Put bluntly, there is no way that person could ever sing a song with what they were doing with their voice, let alone be heard by anyone else whilst doing it.
But they’ve got a grade 8 in singing… with distinction?
Quite! If grades actually mean anything at all, this doesn’t add up. How can someone with basically no useable singing voice have achieved a grade 8 in singing? I asked them to tell me about what singing they’d done previously.
“Oh I’ve sung a little, but I’ve never done any proper training. I basically did my grade 8 in piano and did really well, then did my grade 8 in flute and did really well, so I thought I’d give grade 8 singing a go… and I did really well”
Some take-away points
1) Grades primarily test for musicality – This person was clearly a skilled musician, who could identify correct notes and execute them on piano, flute, and probably a few other instruments. To then execute the same musicality in their voice (albeit over a limited range with negligible tone) would not be tremendously difficult for them. However, the fact the grading examiner did not (could not?) identify the complete absence of singing as a specific skill in their voice has made me very very wary of grades as a means of assessing the skill of a given singer.

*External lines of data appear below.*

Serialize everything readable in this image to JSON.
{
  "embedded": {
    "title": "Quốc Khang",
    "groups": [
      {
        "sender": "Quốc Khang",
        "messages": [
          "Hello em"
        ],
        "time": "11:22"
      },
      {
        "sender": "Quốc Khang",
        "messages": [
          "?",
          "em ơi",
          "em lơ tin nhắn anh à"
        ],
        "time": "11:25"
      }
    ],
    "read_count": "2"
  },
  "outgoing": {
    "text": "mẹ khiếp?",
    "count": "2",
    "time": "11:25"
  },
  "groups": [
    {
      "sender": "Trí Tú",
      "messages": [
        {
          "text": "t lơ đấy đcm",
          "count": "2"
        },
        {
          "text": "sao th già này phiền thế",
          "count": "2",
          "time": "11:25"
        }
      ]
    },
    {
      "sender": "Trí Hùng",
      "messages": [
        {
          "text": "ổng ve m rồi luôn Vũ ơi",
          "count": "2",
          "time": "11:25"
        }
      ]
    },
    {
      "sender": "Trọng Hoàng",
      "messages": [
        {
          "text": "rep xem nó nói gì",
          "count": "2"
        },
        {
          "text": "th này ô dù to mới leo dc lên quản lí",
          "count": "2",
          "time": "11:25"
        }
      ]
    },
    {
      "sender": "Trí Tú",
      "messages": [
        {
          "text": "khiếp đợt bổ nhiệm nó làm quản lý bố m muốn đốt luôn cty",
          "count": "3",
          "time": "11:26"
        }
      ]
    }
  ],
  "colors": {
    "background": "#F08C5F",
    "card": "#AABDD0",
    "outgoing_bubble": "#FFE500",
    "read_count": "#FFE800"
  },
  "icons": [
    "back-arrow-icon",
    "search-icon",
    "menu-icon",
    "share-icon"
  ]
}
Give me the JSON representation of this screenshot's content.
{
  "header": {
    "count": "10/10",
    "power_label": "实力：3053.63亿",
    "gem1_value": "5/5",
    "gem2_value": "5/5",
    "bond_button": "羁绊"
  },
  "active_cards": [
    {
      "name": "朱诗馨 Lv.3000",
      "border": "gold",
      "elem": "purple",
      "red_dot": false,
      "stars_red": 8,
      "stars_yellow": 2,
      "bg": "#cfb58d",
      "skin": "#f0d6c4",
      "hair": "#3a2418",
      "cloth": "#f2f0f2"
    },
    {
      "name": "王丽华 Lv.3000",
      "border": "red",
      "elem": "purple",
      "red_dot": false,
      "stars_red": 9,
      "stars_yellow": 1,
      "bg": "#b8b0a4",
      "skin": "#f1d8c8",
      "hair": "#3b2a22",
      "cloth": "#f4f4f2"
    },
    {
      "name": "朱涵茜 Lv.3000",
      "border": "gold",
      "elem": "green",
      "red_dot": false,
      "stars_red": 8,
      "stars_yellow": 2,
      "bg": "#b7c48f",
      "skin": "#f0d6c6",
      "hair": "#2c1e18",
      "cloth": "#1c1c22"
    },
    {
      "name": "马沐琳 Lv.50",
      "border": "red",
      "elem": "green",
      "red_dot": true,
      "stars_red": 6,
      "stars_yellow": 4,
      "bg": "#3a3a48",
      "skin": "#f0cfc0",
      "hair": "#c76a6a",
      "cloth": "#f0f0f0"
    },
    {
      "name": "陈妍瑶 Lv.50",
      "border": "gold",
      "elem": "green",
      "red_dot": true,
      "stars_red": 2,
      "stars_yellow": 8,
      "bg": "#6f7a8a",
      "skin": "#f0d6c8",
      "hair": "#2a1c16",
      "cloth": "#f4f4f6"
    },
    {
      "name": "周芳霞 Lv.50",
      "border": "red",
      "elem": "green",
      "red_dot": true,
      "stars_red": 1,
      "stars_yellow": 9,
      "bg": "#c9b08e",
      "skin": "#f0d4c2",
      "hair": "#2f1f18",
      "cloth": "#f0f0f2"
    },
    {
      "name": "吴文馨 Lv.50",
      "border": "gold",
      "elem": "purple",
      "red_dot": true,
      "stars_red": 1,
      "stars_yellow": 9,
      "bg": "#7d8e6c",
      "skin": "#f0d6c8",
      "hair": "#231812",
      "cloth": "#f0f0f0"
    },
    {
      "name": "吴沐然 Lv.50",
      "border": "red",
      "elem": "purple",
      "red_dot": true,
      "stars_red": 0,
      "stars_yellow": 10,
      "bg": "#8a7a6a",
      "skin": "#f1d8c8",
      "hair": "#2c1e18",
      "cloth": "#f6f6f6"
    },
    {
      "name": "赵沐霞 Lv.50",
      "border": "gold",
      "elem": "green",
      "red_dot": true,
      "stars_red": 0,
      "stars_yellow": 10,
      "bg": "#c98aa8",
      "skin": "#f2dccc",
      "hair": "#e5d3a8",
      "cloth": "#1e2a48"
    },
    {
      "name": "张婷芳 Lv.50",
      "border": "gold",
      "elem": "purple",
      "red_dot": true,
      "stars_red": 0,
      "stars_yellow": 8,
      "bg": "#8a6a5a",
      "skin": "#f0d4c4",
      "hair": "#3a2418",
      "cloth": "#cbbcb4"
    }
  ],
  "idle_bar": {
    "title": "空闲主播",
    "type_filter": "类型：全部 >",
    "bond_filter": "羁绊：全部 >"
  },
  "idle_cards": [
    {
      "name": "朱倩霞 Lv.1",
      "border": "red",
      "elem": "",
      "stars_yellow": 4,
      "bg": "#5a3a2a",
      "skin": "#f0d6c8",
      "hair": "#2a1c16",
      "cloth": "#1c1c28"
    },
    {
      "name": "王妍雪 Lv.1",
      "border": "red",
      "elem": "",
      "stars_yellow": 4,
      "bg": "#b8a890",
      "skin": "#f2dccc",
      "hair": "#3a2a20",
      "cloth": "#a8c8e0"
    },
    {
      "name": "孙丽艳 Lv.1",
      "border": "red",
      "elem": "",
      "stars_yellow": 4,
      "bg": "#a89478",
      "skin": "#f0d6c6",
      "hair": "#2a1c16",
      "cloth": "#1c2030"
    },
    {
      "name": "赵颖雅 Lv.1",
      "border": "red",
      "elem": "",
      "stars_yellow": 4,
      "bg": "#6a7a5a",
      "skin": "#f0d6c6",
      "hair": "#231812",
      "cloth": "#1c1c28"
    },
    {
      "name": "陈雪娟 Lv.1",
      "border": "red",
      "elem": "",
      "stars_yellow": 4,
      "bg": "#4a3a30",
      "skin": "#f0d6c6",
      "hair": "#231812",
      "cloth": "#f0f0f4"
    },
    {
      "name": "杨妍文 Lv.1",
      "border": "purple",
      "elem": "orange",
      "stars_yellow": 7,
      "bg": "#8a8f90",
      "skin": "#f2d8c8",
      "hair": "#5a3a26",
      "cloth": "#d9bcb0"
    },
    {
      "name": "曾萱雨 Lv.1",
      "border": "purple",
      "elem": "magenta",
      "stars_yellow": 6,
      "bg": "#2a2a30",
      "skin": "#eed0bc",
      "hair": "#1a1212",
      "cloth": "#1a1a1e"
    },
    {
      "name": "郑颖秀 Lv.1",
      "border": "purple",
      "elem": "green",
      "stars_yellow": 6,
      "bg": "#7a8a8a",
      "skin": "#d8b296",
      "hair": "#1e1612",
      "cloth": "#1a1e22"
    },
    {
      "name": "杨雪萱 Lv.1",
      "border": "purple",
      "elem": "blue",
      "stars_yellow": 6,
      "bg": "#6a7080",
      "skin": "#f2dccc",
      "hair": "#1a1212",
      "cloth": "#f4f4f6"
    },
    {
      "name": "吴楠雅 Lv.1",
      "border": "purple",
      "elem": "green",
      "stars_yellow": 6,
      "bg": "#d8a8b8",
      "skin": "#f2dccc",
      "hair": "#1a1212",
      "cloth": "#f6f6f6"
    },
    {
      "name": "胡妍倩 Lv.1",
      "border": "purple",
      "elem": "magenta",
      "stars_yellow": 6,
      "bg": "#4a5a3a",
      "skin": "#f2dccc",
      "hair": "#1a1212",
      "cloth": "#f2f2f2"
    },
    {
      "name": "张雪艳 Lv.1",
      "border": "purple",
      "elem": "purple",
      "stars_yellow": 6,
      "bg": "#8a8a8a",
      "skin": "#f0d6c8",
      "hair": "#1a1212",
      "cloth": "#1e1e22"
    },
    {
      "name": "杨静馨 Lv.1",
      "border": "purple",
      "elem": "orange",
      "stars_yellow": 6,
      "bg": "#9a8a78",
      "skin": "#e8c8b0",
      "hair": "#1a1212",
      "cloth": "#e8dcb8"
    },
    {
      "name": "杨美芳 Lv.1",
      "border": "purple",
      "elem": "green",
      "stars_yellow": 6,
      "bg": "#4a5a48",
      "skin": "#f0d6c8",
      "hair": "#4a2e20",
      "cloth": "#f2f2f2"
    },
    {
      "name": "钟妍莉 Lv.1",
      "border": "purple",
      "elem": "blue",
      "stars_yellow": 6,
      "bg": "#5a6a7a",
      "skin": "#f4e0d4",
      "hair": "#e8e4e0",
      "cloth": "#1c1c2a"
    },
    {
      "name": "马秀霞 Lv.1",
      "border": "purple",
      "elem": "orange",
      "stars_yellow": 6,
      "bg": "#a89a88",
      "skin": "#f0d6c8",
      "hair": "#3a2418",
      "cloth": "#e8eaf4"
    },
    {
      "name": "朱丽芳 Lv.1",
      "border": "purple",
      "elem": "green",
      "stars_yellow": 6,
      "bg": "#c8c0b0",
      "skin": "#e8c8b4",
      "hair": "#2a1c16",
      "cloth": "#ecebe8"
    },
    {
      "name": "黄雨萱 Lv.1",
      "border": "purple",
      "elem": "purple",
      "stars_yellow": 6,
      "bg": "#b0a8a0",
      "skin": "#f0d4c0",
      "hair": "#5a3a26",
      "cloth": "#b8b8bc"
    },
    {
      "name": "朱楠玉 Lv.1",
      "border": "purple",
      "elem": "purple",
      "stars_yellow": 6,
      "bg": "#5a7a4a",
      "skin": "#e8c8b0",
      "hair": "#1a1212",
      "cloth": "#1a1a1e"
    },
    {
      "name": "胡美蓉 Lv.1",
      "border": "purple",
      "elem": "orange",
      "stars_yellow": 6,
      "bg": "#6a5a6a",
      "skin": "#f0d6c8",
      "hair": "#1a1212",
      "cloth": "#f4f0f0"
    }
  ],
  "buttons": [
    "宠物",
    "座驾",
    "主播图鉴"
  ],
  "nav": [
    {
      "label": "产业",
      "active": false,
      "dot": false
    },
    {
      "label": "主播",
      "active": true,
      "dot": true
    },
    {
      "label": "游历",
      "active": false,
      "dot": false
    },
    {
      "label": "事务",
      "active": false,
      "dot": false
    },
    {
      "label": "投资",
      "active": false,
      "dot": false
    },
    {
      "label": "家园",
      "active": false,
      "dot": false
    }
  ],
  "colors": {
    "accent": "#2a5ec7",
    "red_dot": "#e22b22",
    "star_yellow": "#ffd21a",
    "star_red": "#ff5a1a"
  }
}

Caveat: Some people might argue “well maybe the examiner wasn’t very good”, or “maybe they did grade 8 in a particular school of teaching that isn’t as comprehensive”. Well, maybe. But this only further serves to concrete my point regarding grades. Some of the worst voices I’ve ever heard had grades, but believed they were top drawer because a piece of paper said so.
Which brings me onto point 2…
2) You are only good as you are – Grades, degrees, titles, accolades, praise from friends, etc, are ultimately meaningless. They are meant to be reflections of your actual skill level, but they themselves are not your skill level. Worse still, they may be inaccurate reflections of your skill level and lead you into false certainty of your ability.
Grades might be a fun experience, and getting a high mark can feel very self-esteem boosting, but reality is the ultimate test of your ability. At the end of the day, this person had achieved a very high mark in an exam that is meant to reflect their ability, and within the first few notes it was apparent they wouldn’t even be able to hold a tune the whole way through a song.
This person has not been the only “grade 8 singer” with a bad voice I’ve encountered over the years, but their story is a stark reminder to me not to place too much emphasis on marks or grades. If people want to sound great and improve their voice, that is a separate path to doing grades or exams. They of course could intersect, but they are by no means the same.